The redbay ambrosia beetle (Xyleborus glabratus) — native to India, Japan, Myanmar, and Taiwan — was first detected in 2002 in southeast Georgia. It was presumably introduced in wood crates and pallets, and its rapid spread has killed 6,000 avocado trees in Florida, where it was discovered in 2010.
The beetles are fungus farmers that bore holes into healthy avocado trees, bringing with them the pathogen that causes laurel wilt, a disease that threatens the $54 million-a-year avocado industry in the state of Florida. Growers have traditionally tried to control the beetles by spraying insecticides on the trees, but now University of Florida scientists may have a new solution — fungi that could be used as a biological control agent, which could help growers use less insecticide.
“When you want to manage a pest, you want an integrated pest management approach,” said Daniel Carrillo, an entomology research assistant professor at the university’s Tropical Research and Education Center in Homestead, FL. “This provides an alternative that we would use in combination with chemical control.”
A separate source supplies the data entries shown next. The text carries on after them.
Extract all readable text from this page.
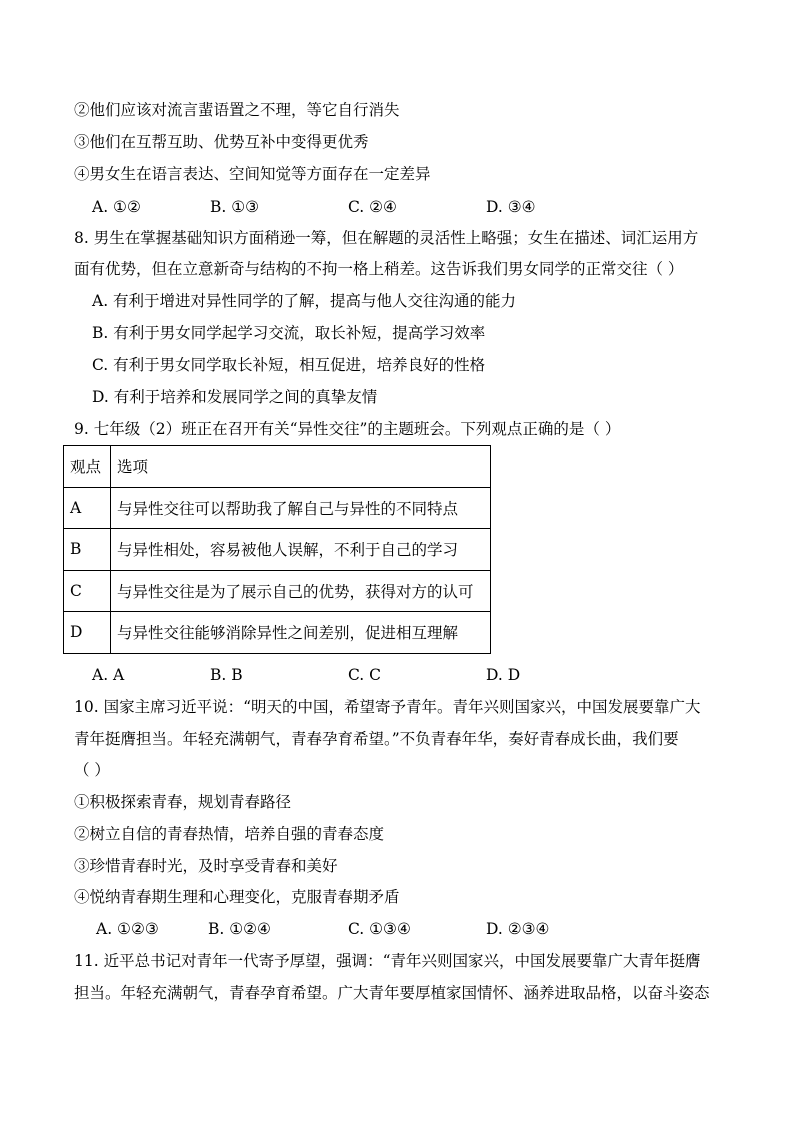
②他们应该对流言蜚语置之不理，等它自行消失
③他们在互帮互助、优势互补中变得更优秀
④男女生在语言表达、空间知觉等方面存在一定差异
A. ①②	B. ①③	C. ②④	D. ③④
8. 男生在掌握基础知识方面稍逊一筹，但在解题的灵活性上略强；女生在描述、词汇运用方
面有优势，但在立意新奇与结构的不拘一格上稍差。这告诉我们男女同学的正常交往（ ）
A. 有利于增进对异性同学的了解，提高与他人交往沟通的能力
B. 有利于男女同学起学习交流，取长补短，提高学习效率
C. 有利于男女同学取长补短，相互促进，培养良好的性格
D. 有利于培养和发展同学之间的真挚友情
9. 七年级（2）班正在召开有关“异性交往”的主题班会。下列观点正确的是（ ）
观点	选项
A	与异性交往可以帮助我了解自己与异性的不同特点
B	与异性相处，容易被他人误解，不利于自己的学习
C	与异性交往是为了展示自己的优势，获得对方的认可
D	与异性交往能够消除异性之间差别，促进相互理解
A. A	B. B	C. C	D. D
10. 国家主席习近平说：“明天的中国，希望寄予青年。青年兴则国家兴，中国发展要靠广大
青年挺膺担当。年轻充满朝气，青春孕育希望。”不负青春年华，奏好青春成长曲，我们要
（ ）
①积极探索青春，规划青春路径
②树立自信的青春热情，培养自强的青春态度
③珍惜青春时光，及时享受青春和美好
④悦纳青春期生理和心理变化，克服青春期矛盾
A. ①②③	B. ①②④	C. ①③④	D. ②③④
11. 近平总书记对青年一代寄予厚望，强调：“青年兴则国家兴，中国发展要靠广大青年挺膺
担当。年轻充满朝气，青春孕育希望。广大青年要厚植家国情怀、涵养进取品格，以奋斗姿态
He and his colleagues exposed the red ambrosia beetles to three commercially available fungi, and all of the beetles died. Then they sprayed the fungi on avocado tree trunks, and the beetles became infected while boring into the trunks. About 75 percent of those beetles died, said Carrillo.
While the the tree treatments did not completely stop female beetles from boring into the trees, the researchers say their treatment can prevent the female beetles from laying eggs, and Carrillo sees this study as the first step toward controlling the beetle in a sustainable way.
The study, which also involved scientists from the USDA Crop Bioprotection Research Unit, was published in the journal Biological Control.